Richard G. Van Treuren’s Airships vs Submarines is non fiction. It covers the entire history of sub hunting airships from well prior to WW1 through the early cold war. There is also a chapter devoted to potential uses for non rigids in the conflicts of today. The book begins with an excellent study of one of the last U-Boat kills of WW2. Van Treuren looks at several sources to show how the US Navy’s surface force record of the incident ignores the involvement of the Coast Guard and how the Coast Guard’s report neglects to mention that airships were involved in the battle as well. This helps illustrate how the record of LTA has been overlooked and neglected.
This book isn’t as polished as Blimps & U-Boats: U.S. Navy Airships in the Battle of the Atlantic by J Gordon Vaeth but covers much more ground and is somewhat less of a personal narrative than Vaeth’s book. With those caveats written I recommend this book highly. A large number of primary sources are referenced. Van Treuren has uncovered a large number of interesting facts, photos and stories.
The third book I picked up was recommended by the publishers called The Van Dyk Collection of LTA Plans and Drawings and not surprisingly is a collection of LTA craft drawings and plans drawn by Herman Van Dyk. It is published by The LTA Institute. The drawings are very nice and some familiar vessels, such as LZ 139 are captured. Even more welcome are drawings of several lesser known ships, including the City of Glendale. Extremely interesting is a series of drawings of German WW1 guided glider bombs for use from Zeppelins. These is a section on various marine vessels designed or converted for use at LTA tenders. Some of these ships were built, others (like many other designs) were paper projects only.
Finally there is a section on the Austrian Naval attack on Venice in 1849.

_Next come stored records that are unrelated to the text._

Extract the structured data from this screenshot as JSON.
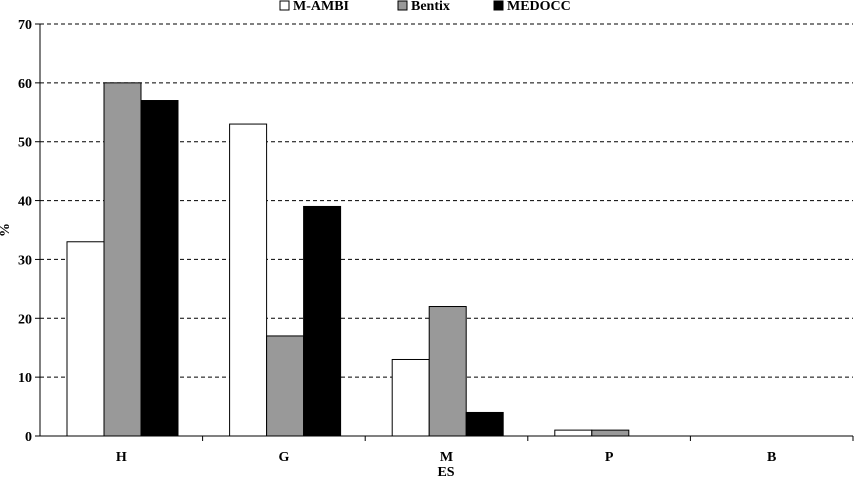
{
  "chart_data": {
    "type": "bar",
    "categories": [
      "H",
      "G",
      "M",
      "P",
      "B"
    ],
    "series": [
      {
        "name": "M-AMBI",
        "color": "#ffffff",
        "values": [
          33,
          53,
          13,
          1,
          0
        ]
      },
      {
        "name": "Bentix",
        "color": "#999999",
        "values": [
          60,
          17,
          22,
          1,
          0
        ]
      },
      {
        "name": "MEDOCC",
        "color": "#000000",
        "values": [
          57,
          39,
          4,
          0,
          0
        ]
      }
    ],
    "xlabel": "ES",
    "ylabel": "%",
    "ylim": [
      0,
      70
    ],
    "yticks": [
      0,
      10,
      20,
      30,
      40,
      50,
      60,
      70
    ],
    "grid": "horizontal dashed",
    "legend_position": "top"
  }
}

This book was very well produced and was filled with surprising and wonderful drawings and discussion. Of the three books this would probably be of the greatest general interest, since it covers a wide variety of projects ranging from simple barrage balloons built in large numbers to paper projects that were unlikely to have been built-or to have functioned if they had been-under the best of circumstances. Very well done and a great joy to read through!
The DVD was titled The Flying Carriers. It was a compilation of period motion pictures and still photos as well as some modern models and such. Commentary voice over is useful and doesn’t intrude on the value of the images. It was nice to see a production house willing to let the images do most of the talking and not insist on “gilding the lily” with intrusive voice overs. T he video had a large number of segments I had never seen before, as well as others that will be familiar to many students of LTA. I passed a very enjoyable evening watching this disk and look forward to taking a relaxed view of the material in more depth. Again I can recommend this to LTA students.

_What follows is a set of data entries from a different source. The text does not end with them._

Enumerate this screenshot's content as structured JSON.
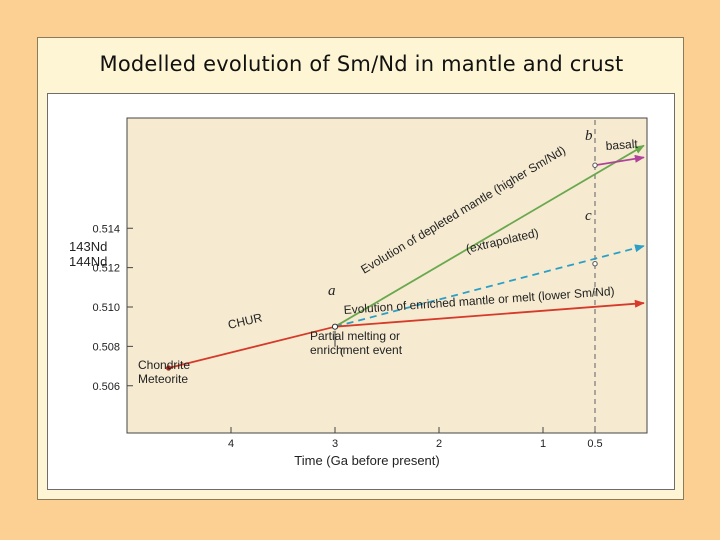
{
  "slide": {
    "title": "Modelled evolution of Sm/Nd in mantle and crust"
  },
  "chart_data": {
    "type": "line",
    "x_axis": {
      "label": "Time (Ga before present)",
      "ticks": [
        "4",
        "3",
        "2",
        "1",
        "0.5"
      ],
      "tick_values": [
        4,
        3,
        2,
        1,
        0.5
      ],
      "range": [
        5,
        0
      ],
      "reversed": true
    },
    "y_axis": {
      "label_top": "143Nd",
      "label_bottom": "144Nd",
      "ticks": [
        "0.506",
        "0.508",
        "0.510",
        "0.512",
        "0.514"
      ],
      "tick_values": [
        0.506,
        0.508,
        0.51,
        0.512,
        0.514
      ],
      "range": [
        0.5036,
        0.5196
      ]
    },
    "reference_line": {
      "x": 0.5,
      "style": "dashed"
    },
    "series": [
      {
        "name": "CHUR",
        "color": "#d63a2a",
        "dash": false,
        "points": [
          [
            4.6,
            0.5069
          ],
          [
            3,
            0.509
          ]
        ]
      },
      {
        "name": "Evolution of depleted mantle (higher Sm/Nd)",
        "color": "#6aa84f",
        "dash": false,
        "arrow": true,
        "points": [
          [
            3,
            0.509
          ],
          [
            0.03,
            0.5182
          ]
        ]
      },
      {
        "name": "basalt",
        "color": "#b0429a",
        "dash": false,
        "arrow": true,
        "points": [
          [
            0.5,
            0.5172
          ],
          [
            0.03,
            0.5176
          ]
        ]
      },
      {
        "name": "(extrapolated)",
        "color": "#2b9fc6",
        "dash": true,
        "arrow": true,
        "points": [
          [
            3,
            0.509
          ],
          [
            0.03,
            0.5131
          ]
        ]
      },
      {
        "name": "Evolution of enriched mantle or melt (lower Sm/Nd)",
        "color": "#d63a2a",
        "dash": false,
        "arrow": true,
        "points": [
          [
            3,
            0.509
          ],
          [
            0.03,
            0.5102
          ]
        ]
      }
    ],
    "annotations": [
      {
        "text": "a",
        "x": 3.0,
        "y": 0.509
      },
      {
        "text": "b",
        "x": 0.5,
        "y": 0.5172
      },
      {
        "text": "c",
        "x": 0.5,
        "y": 0.5122
      },
      {
        "text": "Chondrite",
        "x": 4.6,
        "y": 0.5069
      },
      {
        "text": "Meteorite",
        "x": 4.6,
        "y": 0.5069
      },
      {
        "text": "Partial melting or",
        "x": 3.0,
        "y": 0.509
      },
      {
        "text": "enrichment event",
        "x": 3.0,
        "y": 0.509
      }
    ],
    "grid": false,
    "legend": "none"
  }
}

All in all I was very impressed with Airship History/Atlantis Productions materials. In addition their customer service is very strong. Items were shipped quickly and well packaged. The prices included shipping. Those prices varied from 10.00 for the novel to 35.00 for the DVD. AH/AP is a small press house and prices seem in line with other such efforts. Photo reproduction in Airships vs. Submarines was not great but, again was typical for smaller houses. On the other hand another pleasant surprise was the fine graphic quality in the Van Dyk book; drawings are clear and crisp.
As I mentioned above I can recommend these products to those interested in LTA.